Vor 15 Jahren hast du auf MTV zum ersten Mal die Show „Most Wanted“ moderiert. Warum war die Sendung deiner Meinung nach europaweit so ein großer Erfolg?

Ich glaube, das hatte damit zu tun, dass „Most Wanted“ das Fernsehen entmystifizierte. TV-Moderatoren waren immer sehr ernst. Ich aber habe mich selbst zum Clown und meine Fehler zum Teil der Show gemacht. Die Zuseher sollten mich als einen Freund betrachten, der das große Glück hat, im Fernsehen zu sein. Und schau, da sind ja auch Radiohead … Die Show war sehr nahe an den Leuten dran, so wirkte sie irgendwie „echter“.

Du hast damals einen sehr engen Kontakt zu den Zusehern gepflegt. Mit ihren Briefen, die du live auf Sendung beantwortet hast, waren sie gewissermaßen Teil der Show. Bist du nach wie vor in Kontakt mit Leuten aus dieser Zeit?

Es ist nur 15 Jahre her, aber das war damals eine ganz andere Welt. In den alten Tagen sahen die Leute MTV als ihren geheimen Verbündeten. Meine Show brachte viele Kids durch schwere Zeiten, wie zum Beispiel den Krieg in Bosnien. Aber auch in Deutschland half es jungen Leuten, wenn sie keine Freunde hatten oder nicht mit ihren Eltern reden konnten. Solche Dinge waren für mich sehr bewegend, und zu manchen dieser Menschen besteht immer noch ein recht enger Kontakt.

„Most Wanted“ war ein europaweites Phänomen, schließlich begann MTV erst später, regionale Programme für einzelne Länder zu entwickeln …

Dieser paneuropäische Aspekt von MTV Europe war immer schon eine besondere Leidenschaft von mir. Ein Sender, der von verschiedenen Leuten aus verschiedenen Ländern gesehen wird, die aber alle die gleichen Gedanken, Gefühle und den gleichen Geschmack in Sachen Popkultur haben. Für mich war das die einzige Zeit, in der die Leute wirklich jenes vereinte Europa gespürt haben, über das die Politiker ständig sprechen. Deshalb hat mir die Regionalisierungsstrategie MTVs auch nicht wirklich gefallen.

Siehst du eine Chance, auf einem anderem Weg wieder eine solche paneuropäische Fernsehsendung zu etablieren?

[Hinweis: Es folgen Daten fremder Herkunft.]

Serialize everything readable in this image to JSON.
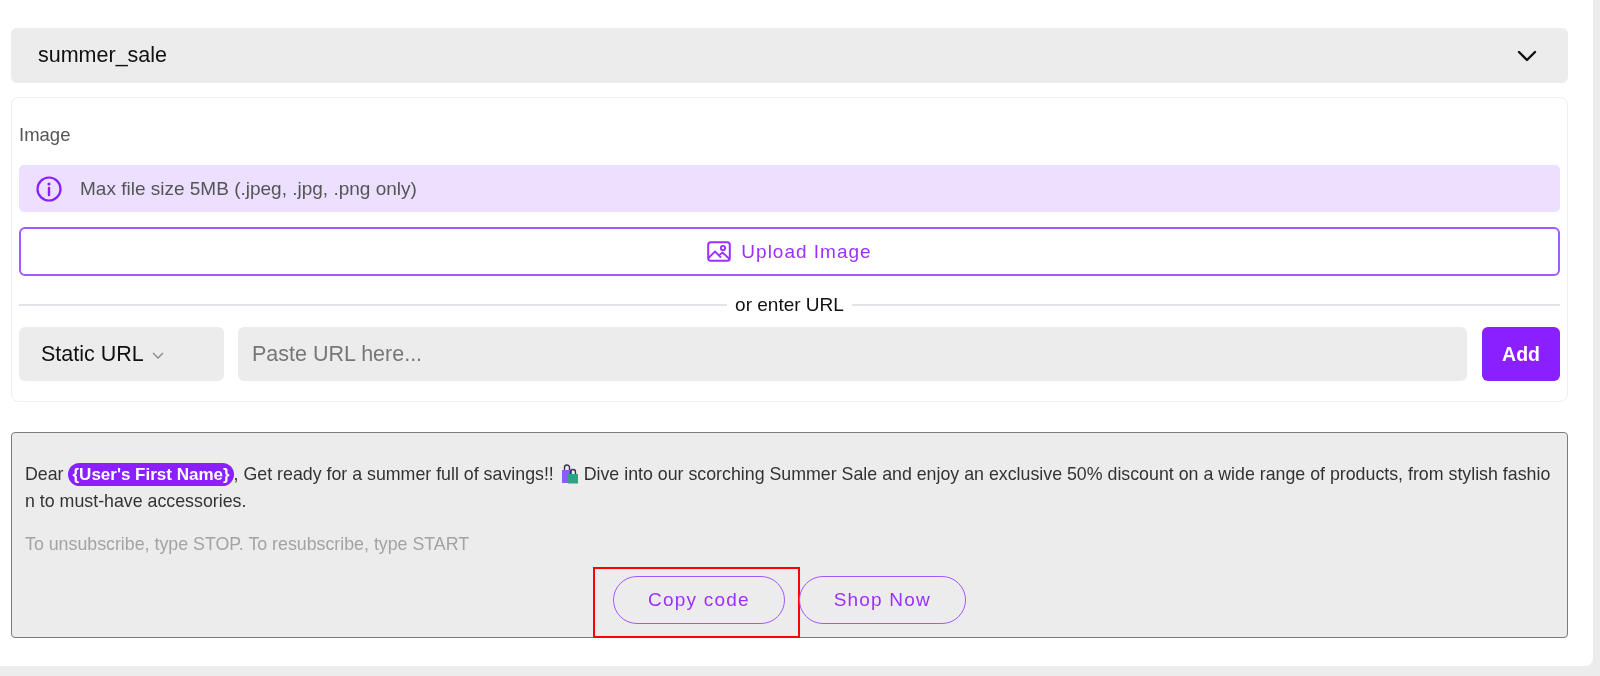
{
  "template_select": {
    "value": "summer_sale"
  },
  "image_section": {
    "label": "Image",
    "info": "Max file size 5MB (.jpeg, .jpg, .png only)",
    "upload_button": "Upload Image",
    "divider": "or enter URL",
    "url_type": {
      "value": "Static URL"
    },
    "url_input": {
      "placeholder": "Paste URL here..."
    },
    "add_button": "Add"
  },
  "message_preview": {
    "body": [
      {
        "kind": "text",
        "text": "Dear "
      },
      {
        "kind": "variable",
        "text": "{User's First Name}"
      },
      {
        "kind": "text",
        "text": ", Get ready for a summer full of savings!! "
      },
      {
        "kind": "emoji"
      },
      {
        "kind": "text",
        "text": " Dive into our scorching Summer Sale and enjoy an exclusive 50% discount on a wide range of products, from stylish fashion to must-have accessories."
      }
    ],
    "footer": "To unsubscribe, type STOP. To resubscribe, type START",
    "buttons": [
      {
        "label": "Copy code",
        "highlighted": true
      },
      {
        "label": "Shop Now",
        "highlighted": false
      }
    ]
  }
}
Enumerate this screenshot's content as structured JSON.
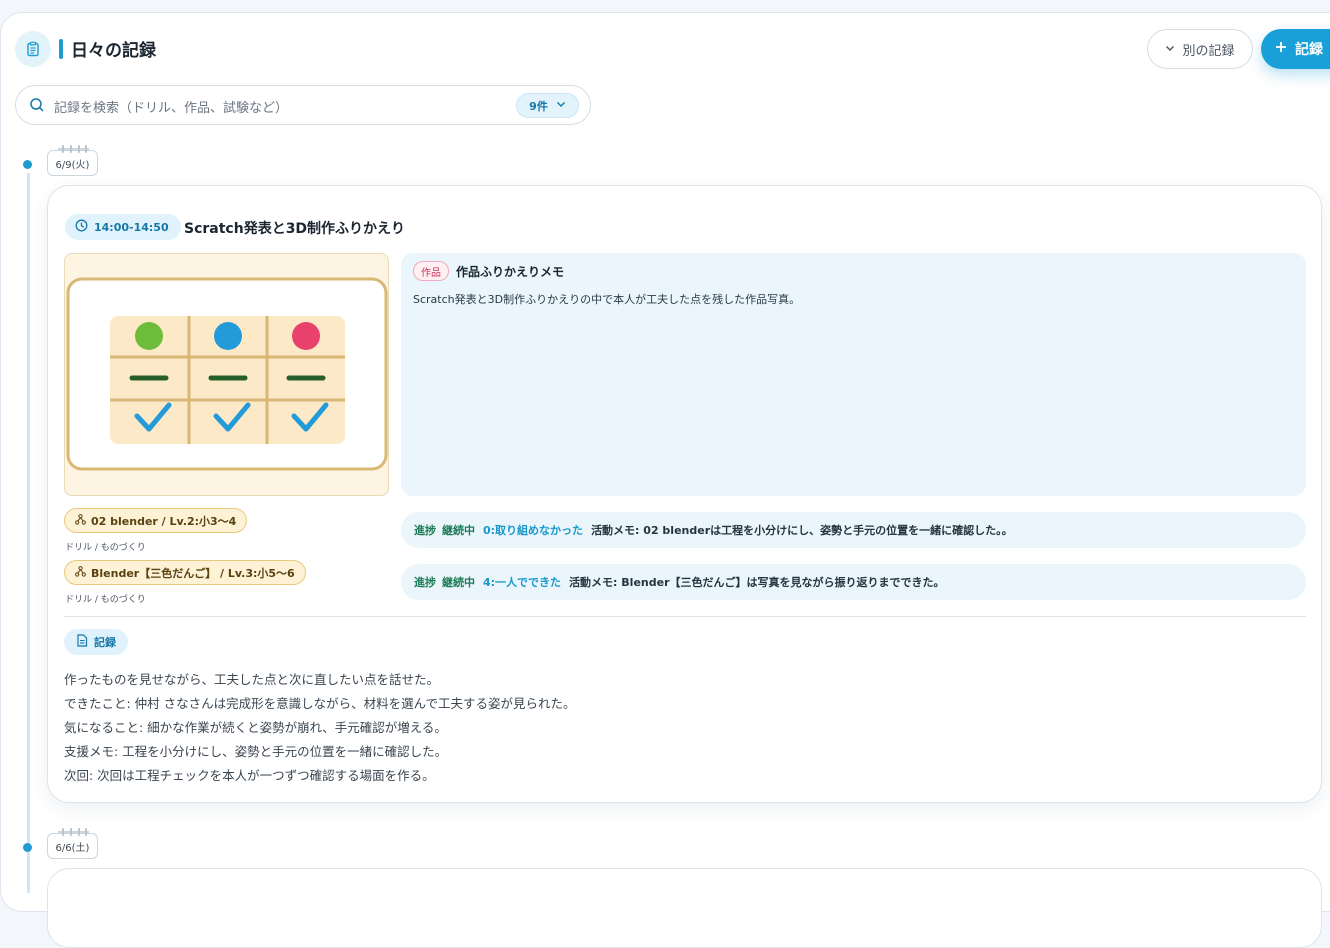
{
  "header": {
    "title": "日々の記録",
    "other_button": "別の記録",
    "add_button": "記録"
  },
  "search": {
    "placeholder": "記録を検索（ドリル、作品、試験など）",
    "count": "9件"
  },
  "entries": [
    {
      "date": "6/9(火)",
      "time": "14:00-14:50",
      "title": "Scratch発表と3D制作ふりかえり",
      "memo": {
        "tag": "作品",
        "title": "作品ふりかえりメモ",
        "body": "Scratch発表と3D制作ふりかえりの中で本人が工夫した点を残した作品写真。"
      },
      "skills": [
        {
          "name": "02 blender / Lv.2:小3〜4",
          "category": "ドリル / ものづくり"
        },
        {
          "name": "Blender【三色だんご】 / Lv.3:小5〜6",
          "category": "ドリル / ものづくり"
        }
      ],
      "progress": [
        {
          "label": "進捗",
          "status": "継続中",
          "level": "0:取り組めなかった",
          "note": "活動メモ: 02 blenderは工程を小分けにし、姿勢と手元の位置を一緒に確認した。。"
        },
        {
          "label": "進捗",
          "status": "継続中",
          "level": "4:一人でできた",
          "note": "活動メモ: Blender【三色だんご】は写真を見ながら振り返りまでできた。"
        }
      ],
      "record": {
        "label": "記録",
        "lines": [
          "作ったものを見せながら、工夫した点と次に直したい点を話せた。",
          "できたこと: 仲村 さなさんは完成形を意識しながら、材料を選んで工夫する姿が見られた。",
          "気になること: 細かな作業が続くと姿勢が崩れ、手元確認が増える。",
          "支援メモ: 工程を小分けにし、姿勢と手元の位置を一緒に確認した。",
          "次回: 次回は工程チェックを本人が一つずつ確認する場面を作る。"
        ]
      }
    },
    {
      "date": "6/6(土)"
    }
  ],
  "colors": {
    "accent": "#1aa0d8",
    "progress_green": "#1c7a55",
    "skill_bg": "#fdf1d6",
    "memo_bg": "#eaf5fc"
  }
}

Ich habe versucht, so etwas auf die Beine zu stellen. Ich bin mit diesem Anliegen zur europäischen Kommission in Brüssel gegangen, doch das war die reinste Zeitverschwendung. Meines Erachtens liegt die Zukunft auch nicht im Fernsehen. Ich verdiene mein Geld zwar auch jetzt noch damit, aber es ist nicht länger die wirklich spannende Domäne. IPTV und das Internet – das sind Dinge, in denen ich wesentlich mehr Potenzial sehe.

Die unruhige Kameraführung, die zahlreichen Nebencharaktere aus deinem Team, die Interaktion mit dem Publikum – denkst du, dass die Art und Weise, wie ihr „Most Wanted“ damals angelegt habt, die Regeln für TV-Moderatoren neu definiert haben?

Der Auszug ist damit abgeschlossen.